Tuesday, October 12, 2010

There’s Money in That Old Quilt; Then and Now, The Difference in American Leadership

By J. Speer-Williams

“No thief will ever guess that we have $10,000 sewn into Grandma’s old quilt,” said Mrs. Donner to her three girls and husband, after dinner, one cold night, while in their warm and comfortable living room.

In early 1846, the wealthy Illinois family of George and Tamsen Donner, with their three daughters, were about to become American pioneers to California. And 10,000 dollars – equal to about 150,000 to 200,000 dollars, today – would go a long way in ensuring their success in California. But why go?

Many pioneers believed in Manifest Destiny, an idea that the land between the Atlantic and Pacific Oceans belonged to America , and Americans had not only the right, but the duty to settle those lands.

And, they – like many Americans of that day – were robust, brave, and instilled with the pioneer spirit, a spirit so lacking in many of us, today.

There would be no fast, warm, comfortable vehicle to quickly transport them over smooth highways, with restaurants, motels, and gas-filling stations along the way. Instead, they’d be driving a team of oxen, that pulled all of their most important and vital possessions, in a wagon covered with canvas.

Their covered wagon would not be averaging 60 mph, but two miles per hour … if everything went right.

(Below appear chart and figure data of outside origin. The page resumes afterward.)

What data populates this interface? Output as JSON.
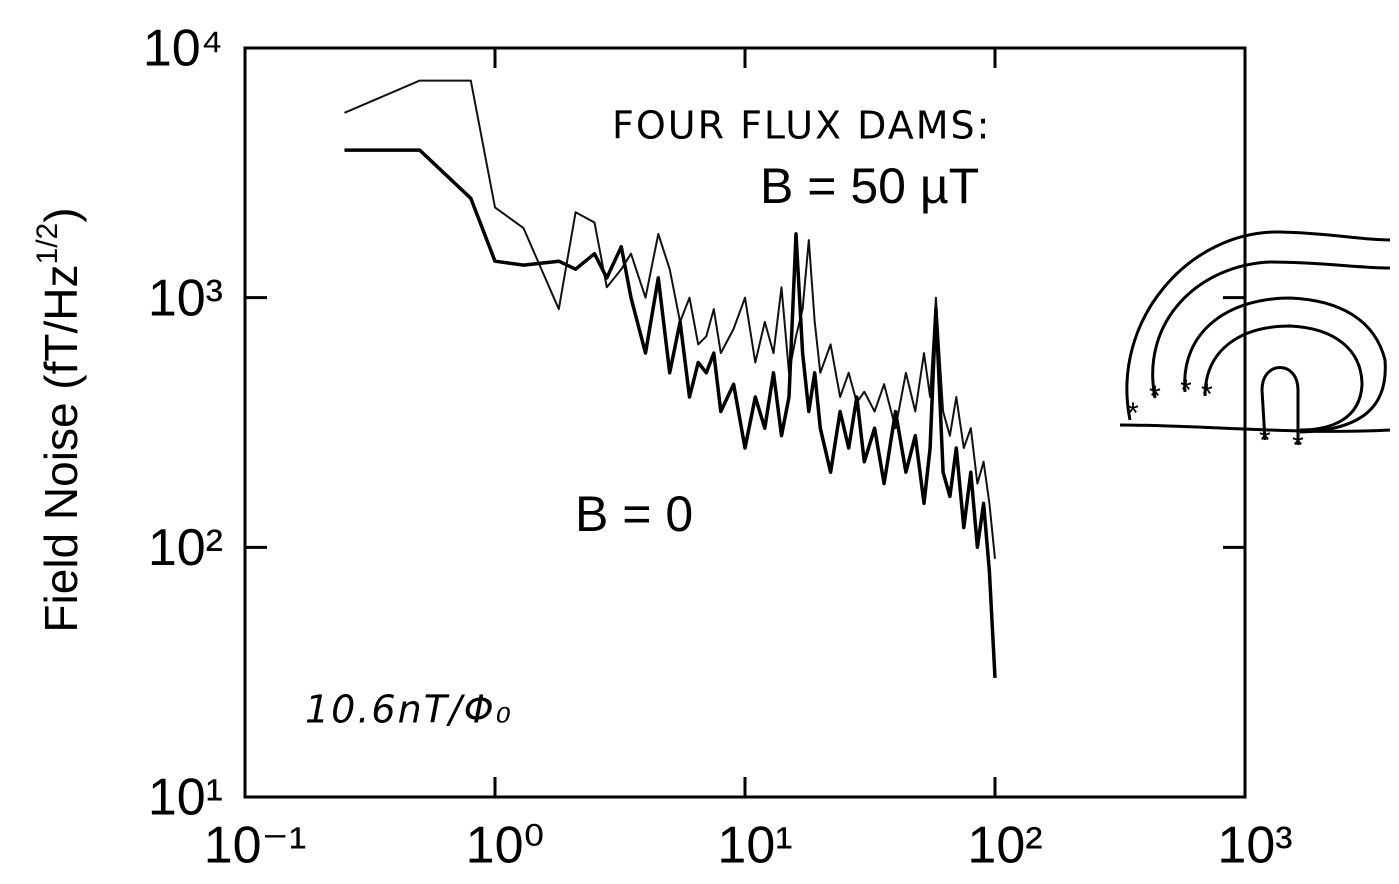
{
  "chart_data": {
    "type": "line",
    "ylabel_parts": [
      "Field Noise (fT/Hz",
      "1/2",
      ")"
    ],
    "annotations": [
      "FOUR FLUX DAMS:",
      "10.6nT/Φ₀"
    ],
    "log_x": true,
    "log_y": true,
    "xlim": [
      0.1,
      1000
    ],
    "ylim": [
      10,
      10000
    ],
    "xticks": [
      {
        "value": 0.1,
        "label": "10⁻¹"
      },
      {
        "value": 1,
        "label": "10⁰"
      },
      {
        "value": 10,
        "label": "10¹"
      },
      {
        "value": 100,
        "label": "10²"
      },
      {
        "value": 1000,
        "label": "10³"
      }
    ],
    "yticks": [
      {
        "value": 10,
        "label": "10¹"
      },
      {
        "value": 100,
        "label": "10²"
      },
      {
        "value": 1000,
        "label": "10³"
      },
      {
        "value": 10000,
        "label": "10⁴"
      }
    ],
    "x": [
      0.25,
      0.5,
      0.8,
      1.0,
      1.3,
      1.8,
      2.1,
      2.5,
      2.8,
      3.2,
      3.5,
      4.0,
      4.5,
      5,
      5.5,
      6,
      6.5,
      7,
      7.5,
      8,
      9,
      10,
      11,
      12,
      13,
      14,
      15,
      16,
      17,
      18,
      19,
      20,
      22,
      24,
      26,
      28,
      30,
      33,
      36,
      40,
      44,
      48,
      52,
      55,
      58,
      62,
      66,
      70,
      75,
      80,
      85,
      90,
      95,
      100
    ],
    "series": [
      {
        "name": "B = 50 µT",
        "color": "#111111",
        "line_width": 2,
        "values": [
          5500,
          7400,
          7400,
          2300,
          1900,
          900,
          2200,
          2000,
          1100,
          1300,
          1500,
          1000,
          1800,
          1300,
          800,
          1000,
          650,
          700,
          900,
          600,
          750,
          1000,
          550,
          800,
          600,
          1100,
          500,
          700,
          900,
          1700,
          800,
          500,
          650,
          400,
          500,
          380,
          420,
          350,
          450,
          300,
          500,
          350,
          600,
          400,
          1000,
          350,
          280,
          400,
          250,
          300,
          180,
          220,
          150,
          90
        ]
      },
      {
        "name": "B = 0",
        "color": "#000000",
        "line_width": 3.5,
        "values": [
          3900,
          3900,
          2500,
          1400,
          1350,
          1400,
          1300,
          1500,
          1200,
          1600,
          1000,
          600,
          1200,
          500,
          800,
          400,
          550,
          500,
          600,
          350,
          450,
          250,
          400,
          300,
          500,
          280,
          400,
          1800,
          600,
          350,
          500,
          300,
          200,
          350,
          250,
          400,
          220,
          300,
          180,
          350,
          200,
          280,
          150,
          250,
          900,
          200,
          160,
          250,
          120,
          200,
          100,
          150,
          80,
          30
        ]
      }
    ]
  }
}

In the 1840s, most Americans lived East of the Mississippi River. West of the Mississippi, all the way to the Pacific Ocean, lay a vast, untapped, unsettled wilderness.

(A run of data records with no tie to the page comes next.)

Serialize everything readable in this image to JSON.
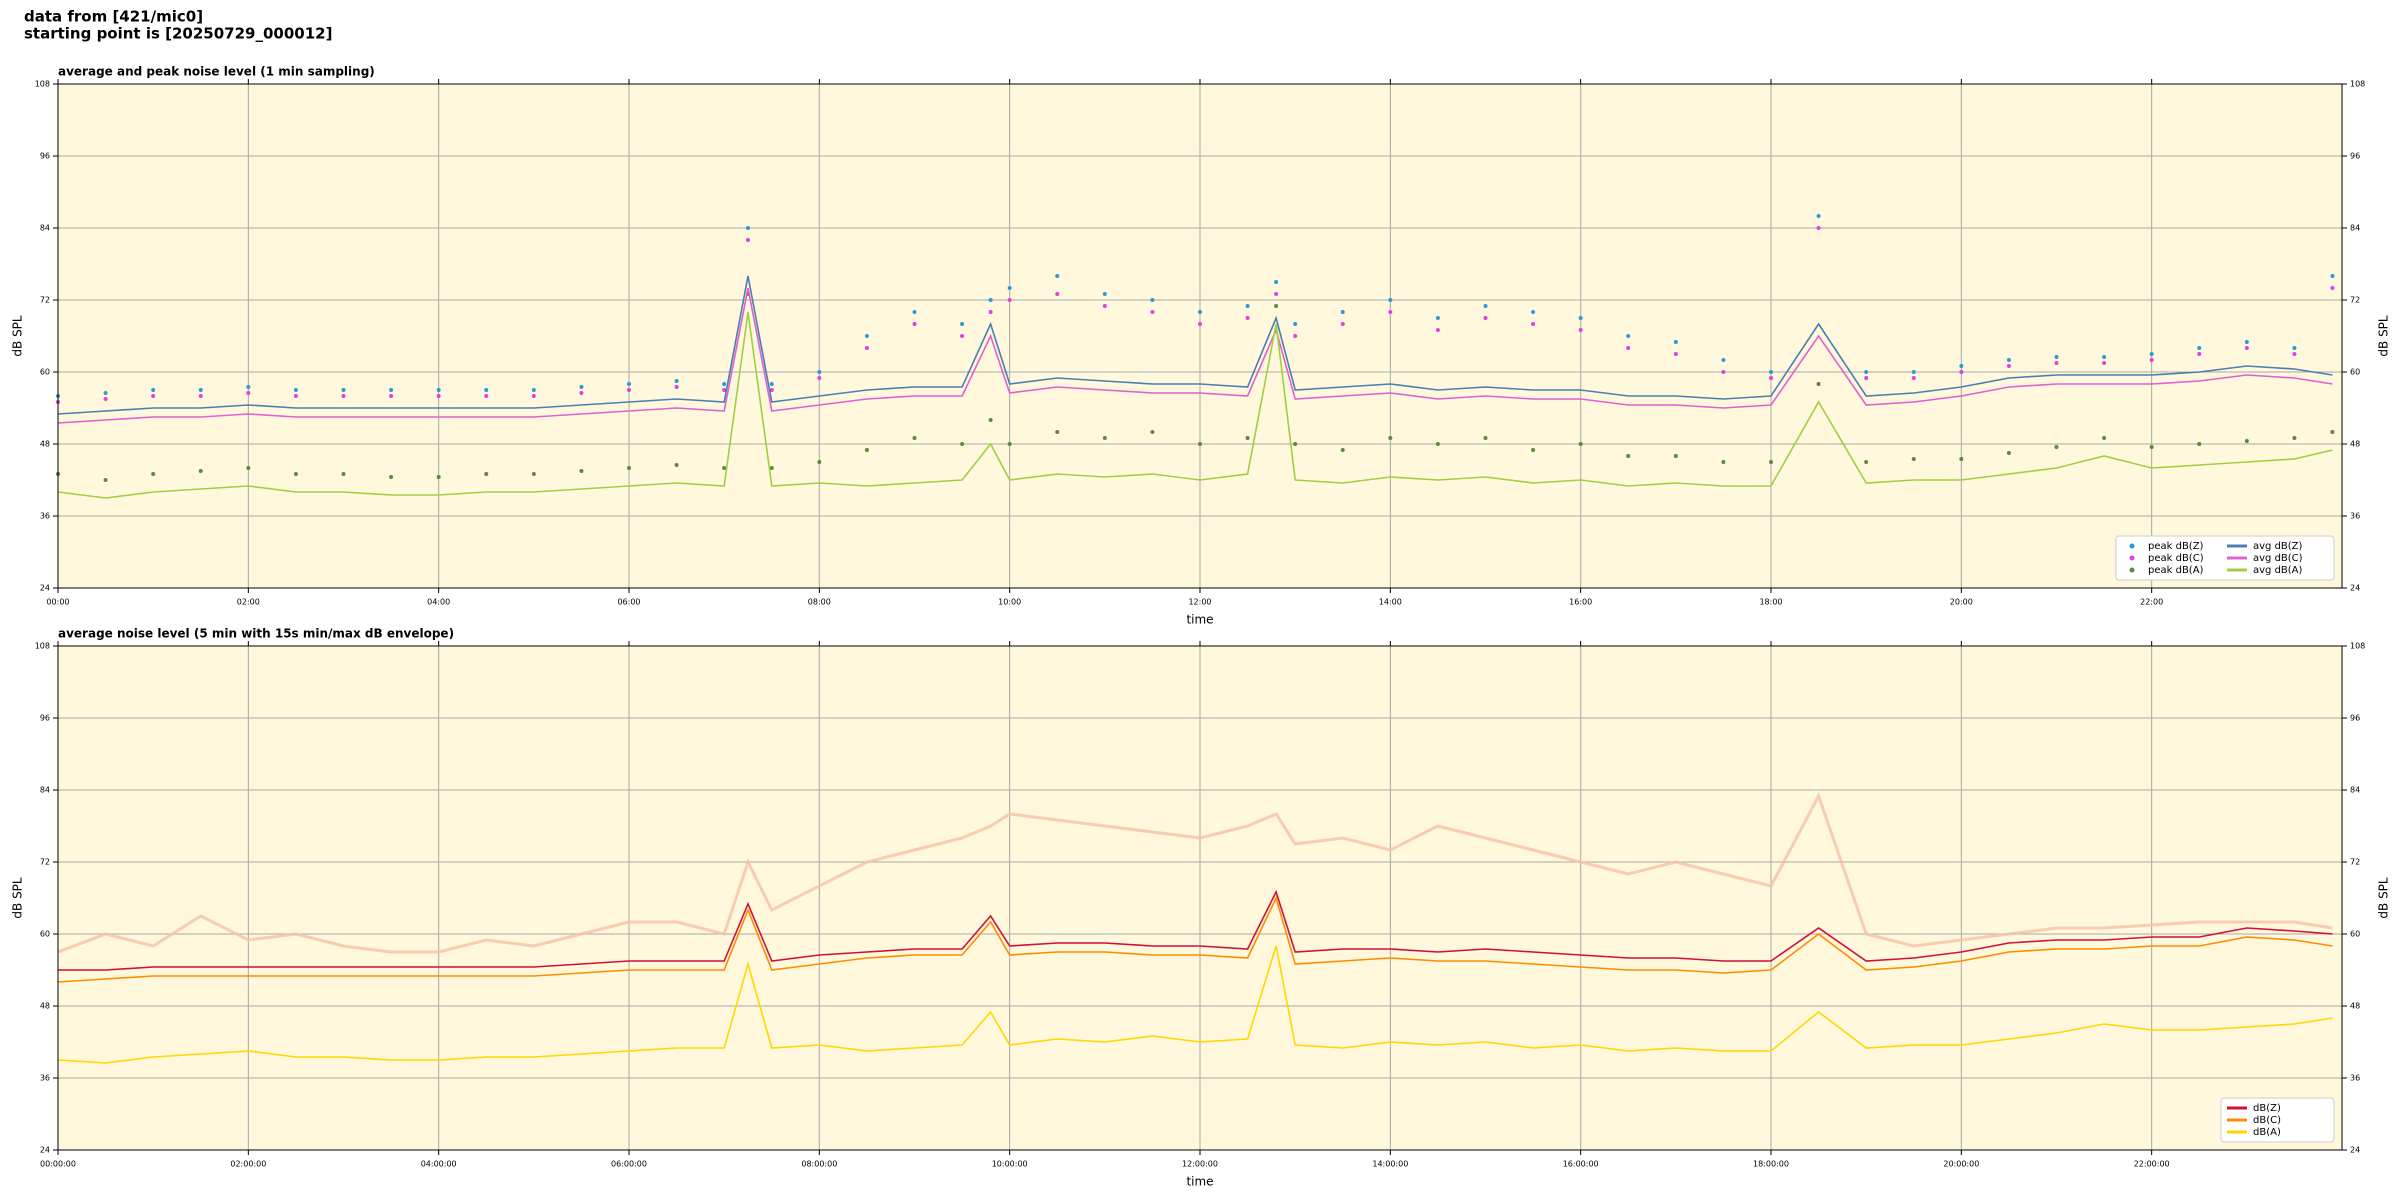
{
  "header": [
    "data from [421/mic0]",
    "starting point is [20250729_000012]"
  ],
  "chart_data": [
    {
      "type": "line",
      "title": "average and peak noise level (1 min sampling)",
      "x_label": "time",
      "y_label": "dB SPL",
      "background": "#fff8dc",
      "grid": true,
      "legend": "lower right",
      "x": [
        0,
        0.5,
        1,
        1.5,
        2,
        2.5,
        3,
        3.5,
        4,
        4.5,
        5,
        5.5,
        6,
        6.5,
        7,
        7.25,
        7.5,
        8,
        8.5,
        9,
        9.5,
        9.8,
        10,
        10.5,
        11,
        11.5,
        12,
        12.5,
        12.8,
        13,
        13.5,
        14,
        14.5,
        15,
        15.5,
        16,
        16.5,
        17,
        17.5,
        18,
        18.5,
        19,
        19.5,
        20,
        20.5,
        21,
        21.5,
        22,
        22.5,
        23,
        23.5,
        23.9
      ],
      "xlim": [
        0,
        24
      ],
      "xticks": [
        {
          "value": 0,
          "label": "00:00"
        },
        {
          "value": 2,
          "label": "02:00"
        },
        {
          "value": 4,
          "label": "04:00"
        },
        {
          "value": 6,
          "label": "06:00"
        },
        {
          "value": 8,
          "label": "08:00"
        },
        {
          "value": 10,
          "label": "10:00"
        },
        {
          "value": 12,
          "label": "12:00"
        },
        {
          "value": 14,
          "label": "14:00"
        },
        {
          "value": 16,
          "label": "16:00"
        },
        {
          "value": 18,
          "label": "18:00"
        },
        {
          "value": 20,
          "label": "20:00"
        },
        {
          "value": 22,
          "label": "22:00"
        }
      ],
      "ylim": [
        24,
        108
      ],
      "yticks": [
        24,
        36,
        48,
        60,
        72,
        84,
        96,
        108
      ],
      "series": [
        {
          "name": "peak dB(Z)",
          "color": "#2a9ad8",
          "style": "dots",
          "values": [
            56,
            56.5,
            57,
            57,
            57.5,
            57,
            57,
            57,
            57,
            57,
            57,
            57.5,
            58,
            58.5,
            58,
            84,
            58,
            60,
            66,
            70,
            68,
            72,
            74,
            76,
            73,
            72,
            70,
            71,
            75,
            68,
            70,
            72,
            69,
            71,
            70,
            69,
            66,
            65,
            62,
            60,
            86,
            60,
            60,
            61,
            62,
            62.5,
            62.5,
            63,
            64,
            65,
            64,
            76
          ]
        },
        {
          "name": "peak dB(C)",
          "color": "#e040e0",
          "style": "dots",
          "values": [
            55,
            55.5,
            56,
            56,
            56.5,
            56,
            56,
            56,
            56,
            56,
            56,
            56.5,
            57,
            57.5,
            57,
            82,
            57,
            59,
            64,
            68,
            66,
            70,
            72,
            73,
            71,
            70,
            68,
            69,
            73,
            66,
            68,
            70,
            67,
            69,
            68,
            67,
            64,
            63,
            60,
            59,
            84,
            59,
            59,
            60,
            61,
            61.5,
            61.5,
            62,
            63,
            64,
            63,
            74
          ]
        },
        {
          "name": "peak dB(A)",
          "color": "#5a8a3a",
          "style": "dots",
          "values": [
            43,
            42,
            43,
            43.5,
            44,
            43,
            43,
            42.5,
            42.5,
            43,
            43,
            43.5,
            44,
            44.5,
            44,
            73,
            44,
            45,
            47,
            49,
            48,
            52,
            48,
            50,
            49,
            50,
            48,
            49,
            71,
            48,
            47,
            49,
            48,
            49,
            47,
            48,
            46,
            46,
            45,
            45,
            58,
            45,
            45.5,
            45.5,
            46.5,
            47.5,
            49,
            47.5,
            48,
            48.5,
            49,
            50
          ]
        },
        {
          "name": "avg dB(Z)",
          "color": "#4a7fb0",
          "style": "line",
          "values": [
            53,
            53.5,
            54,
            54,
            54.5,
            54,
            54,
            54,
            54,
            54,
            54,
            54.5,
            55,
            55.5,
            55,
            76,
            55,
            56,
            57,
            57.5,
            57.5,
            68,
            58,
            59,
            58.5,
            58,
            58,
            57.5,
            69,
            57,
            57.5,
            58,
            57,
            57.5,
            57,
            57,
            56,
            56,
            55.5,
            56,
            68,
            56,
            56.5,
            57.5,
            59,
            59.5,
            59.5,
            59.5,
            60,
            61,
            60.5,
            59.5
          ]
        },
        {
          "name": "avg dB(C)",
          "color": "#e060d0",
          "style": "line",
          "values": [
            51.5,
            52,
            52.5,
            52.5,
            53,
            52.5,
            52.5,
            52.5,
            52.5,
            52.5,
            52.5,
            53,
            53.5,
            54,
            53.5,
            74,
            53.5,
            54.5,
            55.5,
            56,
            56,
            66,
            56.5,
            57.5,
            57,
            56.5,
            56.5,
            56,
            67,
            55.5,
            56,
            56.5,
            55.5,
            56,
            55.5,
            55.5,
            54.5,
            54.5,
            54,
            54.5,
            66,
            54.5,
            55,
            56,
            57.5,
            58,
            58,
            58,
            58.5,
            59.5,
            59,
            58
          ]
        },
        {
          "name": "avg dB(A)",
          "color": "#a0d040",
          "style": "line",
          "values": [
            40,
            39,
            40,
            40.5,
            41,
            40,
            40,
            39.5,
            39.5,
            40,
            40,
            40.5,
            41,
            41.5,
            41,
            70,
            41,
            41.5,
            41,
            41.5,
            42,
            48,
            42,
            43,
            42.5,
            43,
            42,
            43,
            68,
            42,
            41.5,
            42.5,
            42,
            42.5,
            41.5,
            42,
            41,
            41.5,
            41,
            41,
            55,
            41.5,
            42,
            42,
            43,
            44,
            46,
            44,
            44.5,
            45,
            45.5,
            47
          ]
        }
      ]
    },
    {
      "type": "line",
      "title": "average noise level (5 min with 15s min/max dB envelope)",
      "x_label": "time",
      "y_label": "dB SPL",
      "background": "#fff8dc",
      "grid": true,
      "legend": "lower right",
      "x": [
        0,
        0.5,
        1,
        1.5,
        2,
        2.5,
        3,
        3.5,
        4,
        4.5,
        5,
        5.5,
        6,
        6.5,
        7,
        7.25,
        7.5,
        8,
        8.5,
        9,
        9.5,
        9.8,
        10,
        10.5,
        11,
        11.5,
        12,
        12.5,
        12.8,
        13,
        13.5,
        14,
        14.5,
        15,
        15.5,
        16,
        16.5,
        17,
        17.5,
        18,
        18.5,
        19,
        19.5,
        20,
        20.5,
        21,
        21.5,
        22,
        22.5,
        23,
        23.5,
        23.9
      ],
      "xlim": [
        0,
        24
      ],
      "xticks": [
        {
          "value": 0,
          "label": "00:00:00"
        },
        {
          "value": 2,
          "label": "02:00:00"
        },
        {
          "value": 4,
          "label": "04:00:00"
        },
        {
          "value": 6,
          "label": "06:00:00"
        },
        {
          "value": 8,
          "label": "08:00:00"
        },
        {
          "value": 10,
          "label": "10:00:00"
        },
        {
          "value": 12,
          "label": "12:00:00"
        },
        {
          "value": 14,
          "label": "14:00:00"
        },
        {
          "value": 16,
          "label": "16:00:00"
        },
        {
          "value": 18,
          "label": "18:00:00"
        },
        {
          "value": 20,
          "label": "20:00:00"
        },
        {
          "value": 22,
          "label": "22:00:00"
        }
      ],
      "ylim": [
        24,
        108
      ],
      "yticks": [
        24,
        36,
        48,
        60,
        72,
        84,
        96,
        108
      ],
      "envelope": {
        "color": "#f5c0a8",
        "values": [
          57,
          60,
          58,
          63,
          59,
          60,
          58,
          57,
          57,
          59,
          58,
          60,
          62,
          62,
          60,
          72,
          64,
          68,
          72,
          74,
          76,
          78,
          80,
          79,
          78,
          77,
          76,
          78,
          80,
          75,
          76,
          74,
          78,
          76,
          74,
          72,
          70,
          72,
          70,
          68,
          83,
          60,
          58,
          59,
          60,
          61,
          61,
          61.5,
          62,
          62,
          62,
          61
        ]
      },
      "series": [
        {
          "name": "dB(Z)",
          "color": "#d0103a",
          "style": "line",
          "values": [
            54,
            54,
            54.5,
            54.5,
            54.5,
            54.5,
            54.5,
            54.5,
            54.5,
            54.5,
            54.5,
            55,
            55.5,
            55.5,
            55.5,
            65,
            55.5,
            56.5,
            57,
            57.5,
            57.5,
            63,
            58,
            58.5,
            58.5,
            58,
            58,
            57.5,
            67,
            57,
            57.5,
            57.5,
            57,
            57.5,
            57,
            56.5,
            56,
            56,
            55.5,
            55.5,
            61,
            55.5,
            56,
            57,
            58.5,
            59,
            59,
            59.5,
            59.5,
            61,
            60.5,
            60
          ]
        },
        {
          "name": "dB(C)",
          "color": "#ff8c00",
          "style": "line",
          "values": [
            52,
            52.5,
            53,
            53,
            53,
            53,
            53,
            53,
            53,
            53,
            53,
            53.5,
            54,
            54,
            54,
            64,
            54,
            55,
            56,
            56.5,
            56.5,
            62,
            56.5,
            57,
            57,
            56.5,
            56.5,
            56,
            66,
            55,
            55.5,
            56,
            55.5,
            55.5,
            55,
            54.5,
            54,
            54,
            53.5,
            54,
            60,
            54,
            54.5,
            55.5,
            57,
            57.5,
            57.5,
            58,
            58,
            59.5,
            59,
            58
          ]
        },
        {
          "name": "dB(A)",
          "color": "#ffd700",
          "style": "line",
          "values": [
            39,
            38.5,
            39.5,
            40,
            40.5,
            39.5,
            39.5,
            39,
            39,
            39.5,
            39.5,
            40,
            40.5,
            41,
            41,
            55,
            41,
            41.5,
            40.5,
            41,
            41.5,
            47,
            41.5,
            42.5,
            42,
            43,
            42,
            42.5,
            58,
            41.5,
            41,
            42,
            41.5,
            42,
            41,
            41.5,
            40.5,
            41,
            40.5,
            40.5,
            47,
            41,
            41.5,
            41.5,
            42.5,
            43.5,
            45,
            44,
            44,
            44.5,
            45,
            46
          ]
        }
      ]
    }
  ]
}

But with plows on the rear tailboards of their covered wagons, those of the pioneer spirit went west, some all the way to California, by way of the Oregon Trail. These vanguards of conquest were intent on turning the Western wilderness into a living land.

The Oregon Trail, as the route to the West Coast was called, was no more than wagon ruts, that cut a dim path across our great continent, across our great deserts and over the mighty Rockies.

In the Spring of 1846, the Donner party of nine wagons and 32 people left Independence, Missouri bound for Fort Sutter, California. Within a week of their departure, 50 wagons joined the Donners, making a total of 87 men, women, and children headed west, as a group.

The New World, however, bared access to her bounty with stifling heat, deadly cold, and driving storms. Our pioneer forefathers and mothers were met with hardships, danger, and possible death with every turn of their wagon wheels.

Soon the heavily laden wagons of the Donner train of wagons were hit and slowed by daily soaking thunderstorms, causing deep muddy bogs, which reduced their travel speed from two mph to two miles a day.

The wagon journey to California, which usually took between four to six months, had to be very carefully planned, so as to be out of the Sierra Nevada Mountains before snow fell, otherwise food and water supplies would not last.

Some time before July of 1846, the Donner party finally reached Fort Laramie in eastern Wyoming.

There George Donner was warned not to try to make up lost time, by taking what was known as the Hastings Cutoff, that reportedly could cut 400 miles, or more off the trip.